Amy Gardner, Josh's on-again/off-again girlfriend, also ends up going to Mandyville for a while. After getting fired from the Women's Alliance (or whatever), she eventually gets hired to be the First Lady's Chief of Staff, but then butts heads with the President, quits, and disappears from the show until around the seventh season. Another time share bought in Mandyville.

There's also Jordan Kendall (Joanna Gleason), a lawyer and love interest for Leo. She appears as his defense lawyer when he has to appear before the Senate, then shows up again to guide the West Wing through international law after the assassinate the Quamri Foreign Minister. Oddly, when the story of the assassination finally breaks, Jordan is nowhere to be found and she's never mentioned again.

We also have the Speech Writing Interns, a group of girls that show up for a handful of episodes before Will Bailey, Deputy Communications Director, gets hired to be the Vice Presidents Chief of Staff. At that point they disappear never to be mentioned again. Oddly, the same fate befalls Will's sister, Elsie Snuffin (Danica McKellar), who also disappears when Will goes to work for the V.P.
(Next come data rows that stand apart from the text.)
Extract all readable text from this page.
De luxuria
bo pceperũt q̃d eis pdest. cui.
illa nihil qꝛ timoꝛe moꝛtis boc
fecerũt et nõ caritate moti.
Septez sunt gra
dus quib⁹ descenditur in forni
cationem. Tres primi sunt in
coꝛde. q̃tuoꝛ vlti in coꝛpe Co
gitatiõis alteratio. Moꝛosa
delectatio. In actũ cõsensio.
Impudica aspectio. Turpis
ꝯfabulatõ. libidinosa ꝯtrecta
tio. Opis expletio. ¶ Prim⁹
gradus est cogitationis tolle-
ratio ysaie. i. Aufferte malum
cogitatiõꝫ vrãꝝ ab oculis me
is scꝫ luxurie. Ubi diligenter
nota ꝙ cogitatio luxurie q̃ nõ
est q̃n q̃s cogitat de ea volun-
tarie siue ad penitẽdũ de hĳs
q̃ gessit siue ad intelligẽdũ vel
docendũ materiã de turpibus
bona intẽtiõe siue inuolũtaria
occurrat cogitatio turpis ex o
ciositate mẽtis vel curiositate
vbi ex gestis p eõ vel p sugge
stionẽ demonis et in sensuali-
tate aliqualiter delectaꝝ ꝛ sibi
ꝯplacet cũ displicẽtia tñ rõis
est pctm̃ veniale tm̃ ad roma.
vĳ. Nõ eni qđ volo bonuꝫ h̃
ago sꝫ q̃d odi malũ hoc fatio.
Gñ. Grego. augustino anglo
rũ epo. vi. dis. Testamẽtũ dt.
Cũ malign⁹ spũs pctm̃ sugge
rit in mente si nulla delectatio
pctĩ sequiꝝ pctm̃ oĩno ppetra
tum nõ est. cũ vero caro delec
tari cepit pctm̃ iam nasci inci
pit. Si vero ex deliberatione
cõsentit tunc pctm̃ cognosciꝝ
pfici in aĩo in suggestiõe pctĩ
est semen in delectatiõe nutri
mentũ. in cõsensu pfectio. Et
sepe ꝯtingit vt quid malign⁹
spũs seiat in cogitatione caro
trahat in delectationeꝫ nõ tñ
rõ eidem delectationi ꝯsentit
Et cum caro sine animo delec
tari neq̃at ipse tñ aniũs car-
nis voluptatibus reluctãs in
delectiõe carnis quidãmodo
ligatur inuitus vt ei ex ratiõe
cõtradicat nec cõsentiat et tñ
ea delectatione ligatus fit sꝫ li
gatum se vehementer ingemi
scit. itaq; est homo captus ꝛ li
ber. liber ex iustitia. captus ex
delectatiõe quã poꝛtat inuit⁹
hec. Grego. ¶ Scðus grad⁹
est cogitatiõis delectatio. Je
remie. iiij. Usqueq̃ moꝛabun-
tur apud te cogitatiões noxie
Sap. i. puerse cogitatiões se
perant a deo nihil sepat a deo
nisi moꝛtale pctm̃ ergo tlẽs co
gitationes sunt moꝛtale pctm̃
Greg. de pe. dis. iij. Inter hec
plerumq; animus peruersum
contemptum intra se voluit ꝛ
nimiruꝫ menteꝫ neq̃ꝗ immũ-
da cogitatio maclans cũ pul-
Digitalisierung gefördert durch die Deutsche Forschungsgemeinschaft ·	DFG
Then there's Rina (short for Marina, played by Melissa Marsala), a random assistant that starts getting regular screen time as she works for Toby Zeigler. Then, with no explanation, she vanishes and never appears again. Sad, because she was a good character.

Finally we have the story of Joe Quincy (Matthew Perry), a Republican hired by the administration to fill the role vacated by Ainsley Hayes. He's supposed to be the same kind of character, gets to help get rid of the old Vice President (on his first day on the job), appears once more in fifth season in an episode dealing with the Supreme Court, and then vanishes as well. This place really burns through lawyers, apparently.